Festmusik: A Legacy

Record and Artist Details

Genre:

Chamber

Label: Chandos

Media Format: Super Audio CD

Media Runtime: 67

Mastering:

DDD

Catalogue Number: CHSA5284

CHSA5284. Festmusik: A Legacy

Tracks:

Composition Artist Credit
(5) Gesänge, Movement: Ich schwing mein Horn ins Jammertal (old Ger) Johannes Brahms, Composer
Onyx Brass
6 Gesange, Movement: Frühlingsblick Robert Franz, Composer
Onyx Brass
Die Frauen und die Sänger Felix Mendelssohn, Composer
Onyx Brass
(3) Morceaux, Movement: No 1, Nocturne Anton (Grigor'yevich) Rubinstein, Composer
Onyx Brass
(10) Impromptus on a theme of Clara Wieck Robert Schumann, Composer
Onyx Brass
Festmusik der Stadt Wien Richard Strauss, Composer
Onyx Brass

In his fascinating booklet note essay, David Gordon-Shute, Onyx Brass’s tuba player, explains how an envelope containing a small collection of composers’ letters was bequeathed to him by a great uncle who had fled Nazi Germany in the 1930s. Each of the works on this recording represents one of the writers of the letters in the collection. The earliest was written by Schumann in 1833, the same year his Impromptus were composed for the young Clara Wieck. The arrangement of the piano score for Onyx’s quintet of players works well, retaining the charm and variety of the original. The short pieces by Brahms, Franz, Mendelssohn and Rubinstein also date from the time of their letters and similarly make effective arrangements for brass quintet.

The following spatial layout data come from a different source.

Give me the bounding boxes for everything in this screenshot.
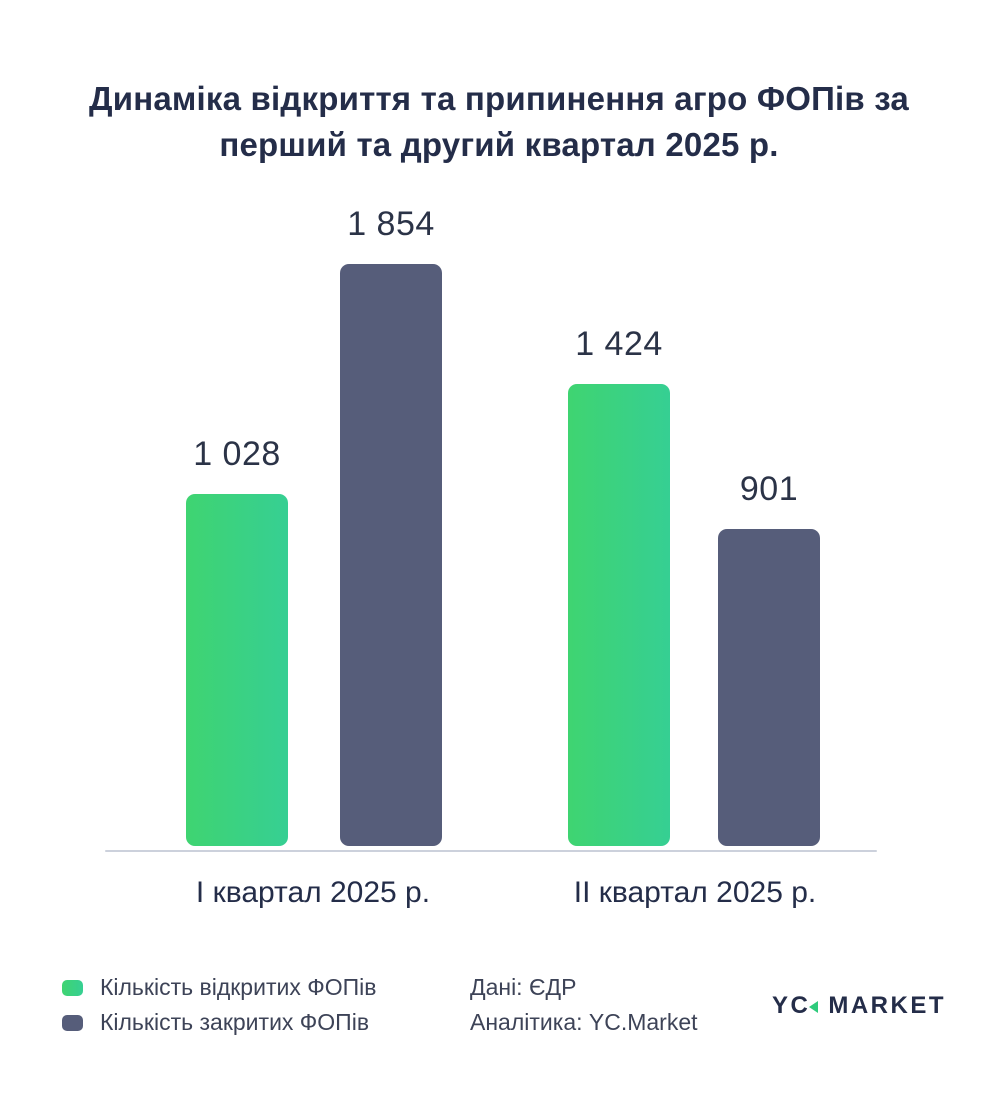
analytics-source-text: Аналітика: YC.Market (470, 1009, 698, 1035)
logo-triangle-icon (809, 1001, 819, 1013)
legend-label-closed: Кількість закритих ФОПів (100, 1009, 370, 1035)
x-axis-label-q1: І квартал 2025 р. (195, 876, 431, 909)
data-source-text: Дані: ЄДР (470, 974, 577, 1000)
legend-item-opened: Кількість відкритих ФОПів (62, 970, 376, 1005)
legend-swatch-closed (62, 1014, 83, 1031)
logo-text-market: MARKET (828, 992, 946, 1019)
bar-value-label: 1 854 (347, 205, 435, 243)
bar-opened-q2 (568, 384, 670, 846)
bar-value-label: 901 (739, 470, 799, 508)
bar-value-label: 1 028 (193, 435, 281, 473)
legend-item-closed: Кількість закритих ФОПів (62, 1005, 376, 1040)
page-title: Динаміка відкриття та припинення агро ФО… (89, 80, 909, 164)
x-axis-label-q2: ІІ квартал 2025 р. (573, 876, 817, 909)
legend: Кількість відкритих ФОПів Кількість закр… (62, 970, 376, 1040)
bar-chart: 1 028 1 854 1 424 901 І квартал 2025 р. … (105, 200, 877, 909)
legend-swatch-opened (62, 979, 83, 996)
yc-market-logo: YC MARKET (772, 992, 946, 1020)
bar-value-label: 1 424 (575, 325, 663, 363)
bar-opened-q1 (186, 494, 288, 846)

For Strauss’s Zwei Gesänge, composed for 16-part mixed choir, Onyx are joined by 11 other instrumentalists, including nine members of the brass ensemble Septura, and conductor John Wilson. Here, the arrangement for brass is not without some drawbacks. The second of the two songs, ‘Hymne’, has a convincing depth of expression and nobility. However, it’s difficult not to miss the ethereal sonorities of ‘Der Abend’ in its vocal form even as one enjoys the accuracy and tonal beauty of the ensemble’s brass-playing. Fortunately, no such issues concern the performance of Festmusik der Stadt Wien, heard in Strauss’s original scoring for 10 trumpets, seven trombones, two tubas and timpani. John Wilson leads a vivid performance with attractive lyrical byways and a rousing conclusion that bears comparison with the recordings by the Locke Brass Consort (Chandos, 2/80) and the Philip Jones Brass Ensemble (Argo, 3/80). The recording, made in the Church of St Augustine in Kilburn, captures all the performances with demonstration-quality levels of transparency, richness and presence.